Outside of answering the original question of what performance looks like before and after an exhibition opens, this approach offers up a host of other interesting ways to slice our data. One of the most significant is in being able to easily attribute our ticket and membership sales to specific exhibitions. Prior to these dimensions, it was possible to build segments that filtered based on sessions that included specific exhibition pages, and review ecommerce conversion rates, but with the updated tracking in place it became trivial to setup Data Studio dashboards that labeled transactions by exhibition title rather than by url (which is not a small gain in terms of readability and by extension share-ability), alongside all sorts of other metrics.

Again the benefit is less about enabling technically new data, than offering up easier and more human-friendly ways to view it. Instead of manually checking the dates for a specific exhibition it is now possible for us to create reports framed in ways that cover many. Considering the last 9 months of exhibition data since the start of 2018, some of the points that are now easy to pull include:

  1. 66% of exhibition traffic has been to exhibitions while they were open, 19% to ones that were closed, and 15% to ones opening in the future.
  2. Users viewing presently open exhibitions spent 20% longer on the site on average than those looking at past or upcoming ones.
  3. 83% of exhibition-driven revenue came from shows that were currently open, and 16% from ones opening in the future.
  4. 76% of exhibition-associated audio guides views came from shows that were currently open, and 20% from ones that have already closed.

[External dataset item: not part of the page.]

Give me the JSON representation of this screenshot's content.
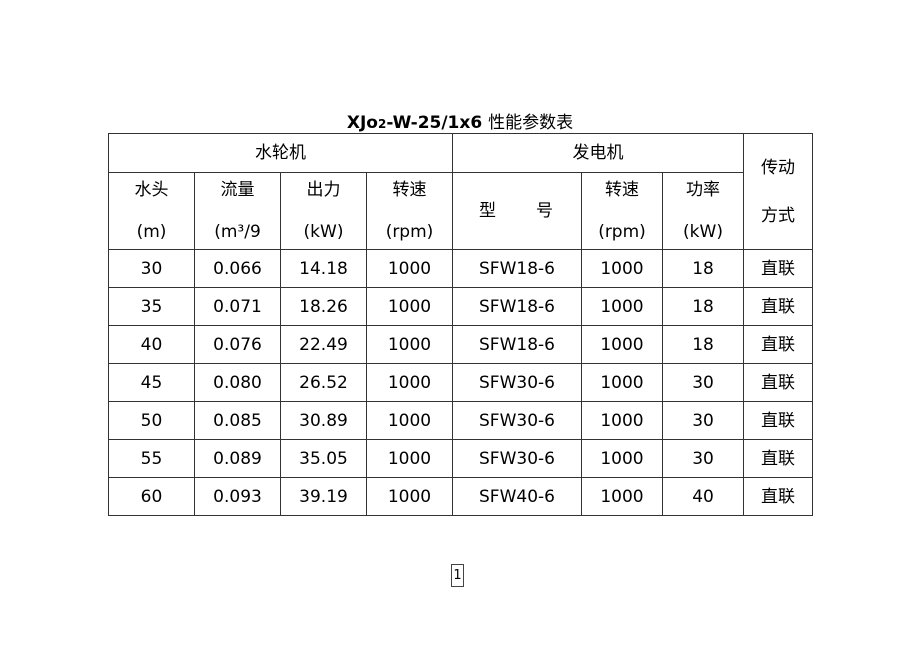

So far the top traffic (opening, +58, +1) and top earning days (-98, +60, -97) for our exhibition pages have been a bit a bit all over the place, reflecting specific news events and marketing efforts, which suggests that much of this sort of data will take time to settle into clearer trends. However, much of these kinds of time-based comparisons can be supported through other investigative methods. For example, in the case of audio guide usage, we ran a one question motivation survey on the audio guide section of the site asking users if they had seen the associated exhibition at the Whitney. Of the 964 responses we collected, 69% of those users said they had seen the show, and the remaining 31% that they had not. Combined with the data point above, it is clear that the majority of external-to-the-building audio guide usage occurs post-visit, after seeing the show and while it is still open.

Screenshot of an audio guide webpage for Wojnarowicz with a popup in the bottom right asking if you saw this exhibition in person.
A one question survey we ran on the audio guides section of whitney.org to help determine when users were utilizing the guides. The popup both created Google Analytics events with the answers, and set a custom dimension for broader session tracking.

What are the limitations?

All that said, one really critical assumption here is that most users are visiting only one exhibition page, or that the last exhibition they view is the most important one for the purposes of our data (as that last-view will override any earlier exhibition-related values for their session). Given our usage data on whitney.org, this seemed reasonable given the small fraction of users that view multiple exhibition pages during a session, but it is important to keep in mind.

What else can this kind of approach be used for?

Aside from the three exhibition-focused dimensions discussed here, we have 9 others that cover other aspects of the site. Three are used in the same way as exhibitions for events, and the remaining 6 are used for things like tracking audio guide and Mobile Guide usage, language settings, and visitor motivations (look for a future post for a deep dive on that). By re-framing how we could consider our exhibition analytics data, other avenues for improvement quickly presented themselves.

Conclusion

Google Analytics custom dimensions have been a vital part of our journey to be able to consistently and useful report on our exhibition performance. The challenge of answering our original question is still ongoing, in large part because of the need of having to see multiple shows go through our updated data-collecting process, but also because we are still figuring out what metrics are meaningful for our particular content.